Intanto l’Italia terremotata dall’instabilità politica si affida alle poche strutture valide di cui dispone in materia di emergenza e di sicurezza: Croce Rossa e ministero dell’Interno. Il nostro stimato Marco Minniti fa da rompighiaccio: la minaccia di serrare i porti alle navi straniere è un messaggio (ostile) alle nuore delle Ong affinché le suocere di Bruxelles intendano: riaprite le vostre frontiere, convincete Spagna, Francia, Croazia e Malta a condividere l’onere, oppure noi saremo costretti a rinserrarci nei nostri confini naturali. Il premier Gentiloni e il presidente Mattarella coprono le spalle al Viminale, consapevoli di poter pretendere ma senza eccedere nel gioco delle parti. Qualcosa avverrà, molto probabilmente, e non sarà un’apertura soltanto simbolica a nostro beneficio. Ma siamo sicuri che l’Italia abbia la coscienza a posto?

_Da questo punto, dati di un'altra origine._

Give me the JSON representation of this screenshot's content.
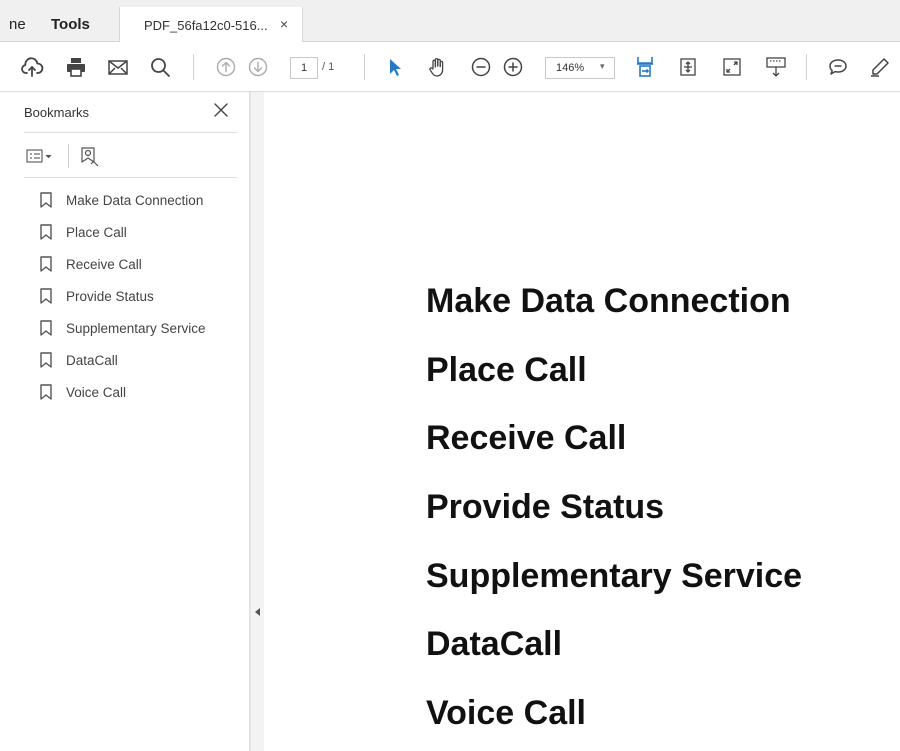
{
  "tabs": {
    "home_label": "ne",
    "tools_label": "Tools",
    "document_label": "PDF_56fa12c0-516...",
    "close_glyph": "×"
  },
  "toolbar": {
    "page_current": "1",
    "page_total": "/ 1",
    "zoom": "146%",
    "zoom_caret": "▾",
    "accent_color": "#2679c9"
  },
  "bookmarks_panel": {
    "title": "Bookmarks",
    "items": [
      {
        "label": "Make Data Connection"
      },
      {
        "label": "Place Call"
      },
      {
        "label": "Receive Call"
      },
      {
        "label": "Provide Status"
      },
      {
        "label": "Supplementary Service"
      },
      {
        "label": "DataCall"
      },
      {
        "label": "Voice Call"
      }
    ]
  },
  "document": {
    "headings": [
      "Make Data Connection",
      "Place Call",
      "Receive Call",
      "Provide Status",
      "Supplementary Service",
      "DataCall",
      "Voice Call"
    ]
  }
}
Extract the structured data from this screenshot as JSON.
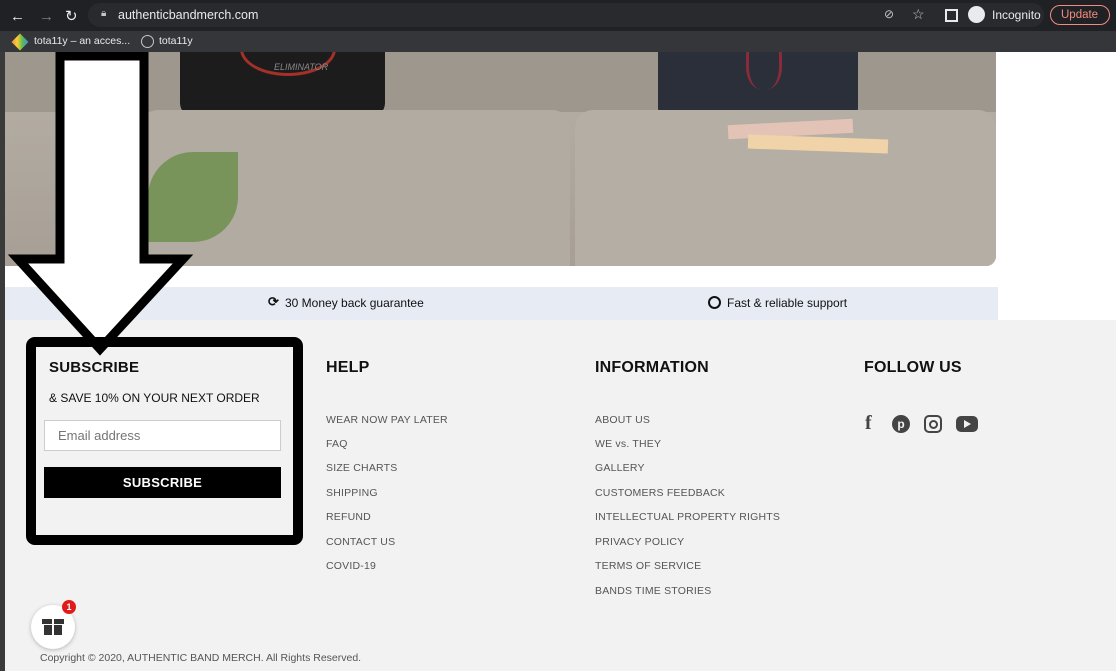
{
  "browser": {
    "url": "authenticbandmerch.com",
    "profile": "Incognito",
    "update_label": "Update",
    "bookmarks": [
      {
        "label": "tota11y – an acces..."
      },
      {
        "label": "tota11y"
      }
    ]
  },
  "hero": {
    "cushion_text": "ELIMINATOR"
  },
  "features": {
    "left": "30 Money back guarantee",
    "right": "Fast & reliable support"
  },
  "footer": {
    "subscribe": {
      "title": "SUBSCRIBE",
      "subtitle": "& SAVE 10% ON YOUR NEXT ORDER",
      "email_placeholder": "Email address",
      "button_label": "SUBSCRIBE"
    },
    "help": {
      "title": "HELP",
      "links": [
        "WEAR NOW PAY LATER",
        "FAQ",
        "SIZE CHARTS",
        "SHIPPING",
        "REFUND",
        "CONTACT US",
        "COVID-19"
      ]
    },
    "information": {
      "title": "INFORMATION",
      "links": [
        "ABOUT US",
        "WE vs. THEY",
        "GALLERY",
        "CUSTOMERS FEEDBACK",
        "INTELLECTUAL PROPERTY RIGHTS",
        "PRIVACY POLICY",
        "TERMS OF SERVICE",
        "BANDS TIME STORIES"
      ]
    },
    "follow": {
      "title": "FOLLOW US",
      "icons": [
        "facebook-icon",
        "pinterest-icon",
        "instagram-icon",
        "youtube-icon"
      ]
    },
    "copyright": "Copyright © 2020, AUTHENTIC BAND MERCH. All Rights Reserved."
  },
  "gift_widget": {
    "badge_count": "1"
  },
  "colors": {
    "accent_red": "#e01b1b",
    "button_black": "#000000"
  }
}
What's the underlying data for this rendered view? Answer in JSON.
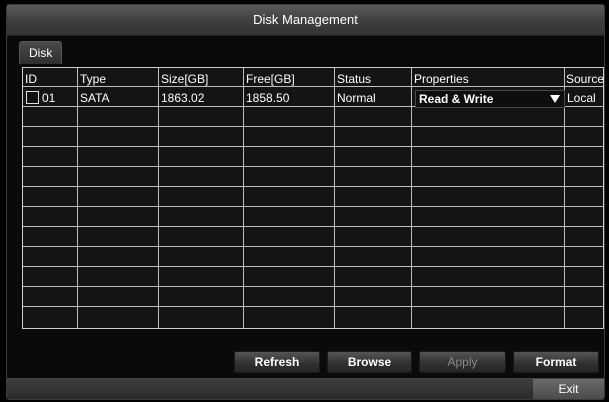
{
  "window": {
    "title": "Disk Management"
  },
  "tabs": [
    {
      "label": "Disk"
    }
  ],
  "table": {
    "columns": [
      "ID",
      "Type",
      "Size[GB]",
      "Free[GB]",
      "Status",
      "Properties",
      "Sources"
    ],
    "rows": [
      {
        "id": "01",
        "type": "SATA",
        "size_gb": "1863.02",
        "free_gb": "1858.50",
        "status": "Normal",
        "properties": "Read & Write",
        "sources": "Local"
      }
    ]
  },
  "buttons": {
    "refresh": "Refresh",
    "browse": "Browse",
    "apply": "Apply",
    "format": "Format",
    "exit": "Exit"
  },
  "icons": {
    "checkbox": "checkbox-icon",
    "dropdown": "triangle-down-icon"
  },
  "colors": {
    "background": "#000000",
    "grid_line": "#bdbdbd",
    "disabled_text": "#8a8a8a"
  }
}
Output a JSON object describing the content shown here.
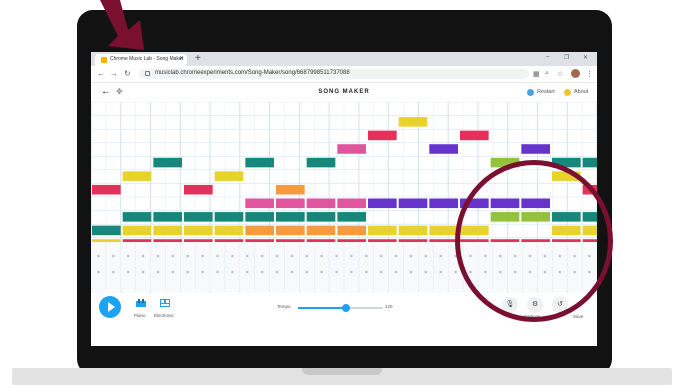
{
  "browser": {
    "tab_title": "Chrome Music Lab - Song Maker",
    "url": "musiclab.chromeexperiments.com/Song-Maker/song/6687998511737088"
  },
  "app": {
    "title": "SONG MAKER",
    "restart_label": "Restart",
    "about_label": "About",
    "restart_color": "#4aa3df",
    "about_color": "#f4c430"
  },
  "bottom_bar": {
    "instrument1_label": "Piano",
    "instrument2_label": "Electronic",
    "tempo_label": "Tempo",
    "tempo_value": "120",
    "tempo_fraction": 0.56,
    "settings_label": "Settings",
    "save_label": "Save"
  },
  "grid": {
    "cols": 16,
    "rows": 14,
    "colors": {
      "red": "#e5305c",
      "yellow": "#e8d22e",
      "teal": "#16877a",
      "orange": "#f59a3f",
      "pink": "#e0559d",
      "purple": "#6633cc",
      "green": "#93c23c"
    },
    "notes": [
      {
        "col": 0,
        "row": 10,
        "color": "yellow"
      },
      {
        "col": 0,
        "row": 9,
        "color": "teal"
      },
      {
        "col": 0,
        "row": 6,
        "color": "red"
      },
      {
        "col": 1,
        "row": 10,
        "color": "red"
      },
      {
        "col": 1,
        "row": 9,
        "color": "yellow"
      },
      {
        "col": 1,
        "row": 8,
        "color": "teal"
      },
      {
        "col": 1,
        "row": 5,
        "color": "yellow"
      },
      {
        "col": 2,
        "row": 10,
        "color": "red"
      },
      {
        "col": 2,
        "row": 9,
        "color": "yellow"
      },
      {
        "col": 2,
        "row": 8,
        "color": "teal"
      },
      {
        "col": 2,
        "row": 4,
        "color": "teal"
      },
      {
        "col": 3,
        "row": 10,
        "color": "red"
      },
      {
        "col": 3,
        "row": 9,
        "color": "yellow"
      },
      {
        "col": 3,
        "row": 8,
        "color": "teal"
      },
      {
        "col": 3,
        "row": 6,
        "color": "red"
      },
      {
        "col": 4,
        "row": 10,
        "color": "red"
      },
      {
        "col": 4,
        "row": 9,
        "color": "yellow"
      },
      {
        "col": 4,
        "row": 8,
        "color": "teal"
      },
      {
        "col": 4,
        "row": 5,
        "color": "yellow"
      },
      {
        "col": 5,
        "row": 10,
        "color": "red"
      },
      {
        "col": 5,
        "row": 9,
        "color": "orange"
      },
      {
        "col": 5,
        "row": 8,
        "color": "teal"
      },
      {
        "col": 5,
        "row": 7,
        "color": "pink"
      },
      {
        "col": 5,
        "row": 4,
        "color": "teal"
      },
      {
        "col": 6,
        "row": 10,
        "color": "red"
      },
      {
        "col": 6,
        "row": 9,
        "color": "orange"
      },
      {
        "col": 6,
        "row": 8,
        "color": "teal"
      },
      {
        "col": 6,
        "row": 7,
        "color": "pink"
      },
      {
        "col": 6,
        "row": 6,
        "color": "orange"
      },
      {
        "col": 7,
        "row": 10,
        "color": "red"
      },
      {
        "col": 7,
        "row": 9,
        "color": "orange"
      },
      {
        "col": 7,
        "row": 8,
        "color": "teal"
      },
      {
        "col": 7,
        "row": 7,
        "color": "pink"
      },
      {
        "col": 7,
        "row": 4,
        "color": "teal"
      },
      {
        "col": 8,
        "row": 10,
        "color": "red"
      },
      {
        "col": 8,
        "row": 9,
        "color": "orange"
      },
      {
        "col": 8,
        "row": 8,
        "color": "teal"
      },
      {
        "col": 8,
        "row": 7,
        "color": "pink"
      },
      {
        "col": 8,
        "row": 3,
        "color": "pink"
      },
      {
        "col": 9,
        "row": 10,
        "color": "red"
      },
      {
        "col": 9,
        "row": 9,
        "color": "yellow"
      },
      {
        "col": 9,
        "row": 7,
        "color": "purple"
      },
      {
        "col": 9,
        "row": 2,
        "color": "red"
      },
      {
        "col": 10,
        "row": 10,
        "color": "red"
      },
      {
        "col": 10,
        "row": 9,
        "color": "yellow"
      },
      {
        "col": 10,
        "row": 7,
        "color": "purple"
      },
      {
        "col": 10,
        "row": 1,
        "color": "yellow"
      },
      {
        "col": 11,
        "row": 10,
        "color": "red"
      },
      {
        "col": 11,
        "row": 9,
        "color": "yellow"
      },
      {
        "col": 11,
        "row": 7,
        "color": "purple"
      },
      {
        "col": 11,
        "row": 3,
        "color": "purple"
      },
      {
        "col": 12,
        "row": 10,
        "color": "red"
      },
      {
        "col": 12,
        "row": 9,
        "color": "yellow"
      },
      {
        "col": 12,
        "row": 7,
        "color": "purple"
      },
      {
        "col": 12,
        "row": 2,
        "color": "red"
      },
      {
        "col": 13,
        "row": 10,
        "color": "red"
      },
      {
        "col": 13,
        "row": 8,
        "color": "green"
      },
      {
        "col": 13,
        "row": 7,
        "color": "purple"
      },
      {
        "col": 13,
        "row": 4,
        "color": "green"
      },
      {
        "col": 14,
        "row": 10,
        "color": "red"
      },
      {
        "col": 14,
        "row": 8,
        "color": "green"
      },
      {
        "col": 14,
        "row": 7,
        "color": "purple"
      },
      {
        "col": 14,
        "row": 3,
        "color": "purple"
      },
      {
        "col": 15,
        "row": 10,
        "color": "red"
      },
      {
        "col": 15,
        "row": 9,
        "color": "yellow"
      },
      {
        "col": 15,
        "row": 8,
        "color": "teal"
      },
      {
        "col": 15,
        "row": 5,
        "color": "yellow"
      },
      {
        "col": 15,
        "row": 4,
        "color": "teal"
      },
      {
        "col": 16,
        "row": 10,
        "color": "red"
      },
      {
        "col": 16,
        "row": 9,
        "color": "yellow"
      },
      {
        "col": 16,
        "row": 8,
        "color": "teal"
      },
      {
        "col": 16,
        "row": 6,
        "color": "red"
      },
      {
        "col": 16,
        "row": 4,
        "color": "teal"
      }
    ]
  }
}
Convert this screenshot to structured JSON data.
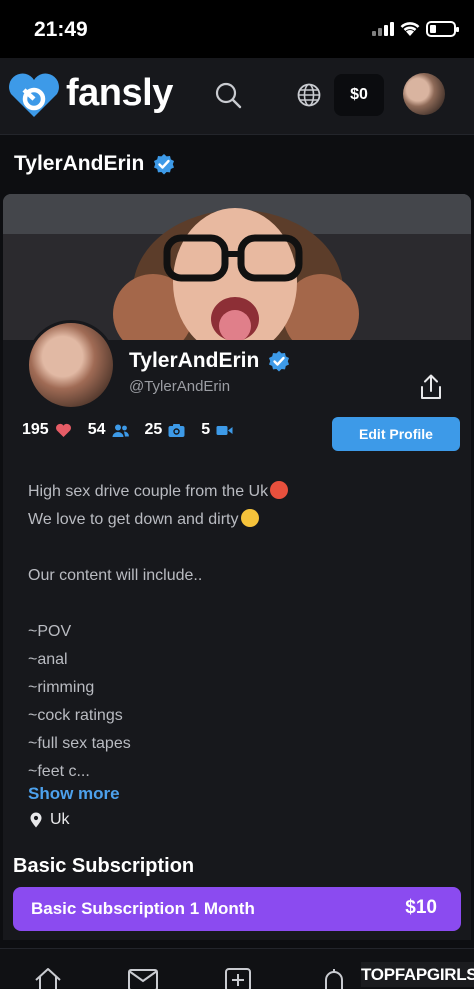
{
  "status_bar": {
    "time": "21:49"
  },
  "nav": {
    "brand": "fansly",
    "wallet": "$0",
    "icons": [
      "fansly-logo-icon",
      "search-icon",
      "globe-icon"
    ]
  },
  "header": {
    "title": "TylerAndErin"
  },
  "profile": {
    "name": "TylerAndErin",
    "handle": "@TylerAndErin",
    "stats": {
      "likes": "195",
      "followers": "54",
      "photos": "25",
      "videos": "5"
    },
    "edit_button": "Edit Profile"
  },
  "bio": {
    "lines": [
      "High sex drive couple from the Uk",
      "We love to get down and dirty",
      "",
      "Our content will include..",
      "",
      "~POV",
      "~anal",
      "~rimming",
      "~cock ratings",
      "~full sex tapes",
      "~feet c..."
    ],
    "show_more": "Show more",
    "location": "Uk"
  },
  "subscription": {
    "heading": "Basic Subscription",
    "button_label": "Basic Subscription 1 Month",
    "price": "$10"
  },
  "watermark": "TOPFAPGIRLS",
  "colors": {
    "accent": "#3d9ae8",
    "subscribe": "#8b4bf0",
    "background": "#17181c"
  }
}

Nient’affatto. Il ceto politico al governo sta riservando agli enti locali lo stesso ambiguo trattamento da noi subìto per mano europea: soldi in cambio di accoglienza purchessia. Al vorticoso giro di affari che già coinvolge l’intrapresa privata che si dedica all’ospitalità e alla presunta integrazione dei migranti (meglio del narcotraffico, secondo alcune note intercettazioni telefoniche con rilievo penale), si aggiunge il carico di stress sociale scaraventato sulle spalle di paesi e piccole città di frontiera, o di elezione per decreto, che ha come controparte i famosi 35-38 euro giornalieri per migrante. Nulla d’illegale, salvo casi isolati. Nulla d’immondo, perché aiutare chi ha bisogno è un atto di necessaria nobiltà. Ma anche, ed ecco il punto, nulla di strategico. Manca una visione di lungo raggio, mancano seri piani di compatibilità urbanistica e sociale, mancano elaborazioni nitide dal centro e riscontri chiari dalla periferia. Manca una regia. E quando verranno a mancare pure i soldi? Ci lamenteremo dell’Europa matrigna. Avremo ragione. Avremo torto.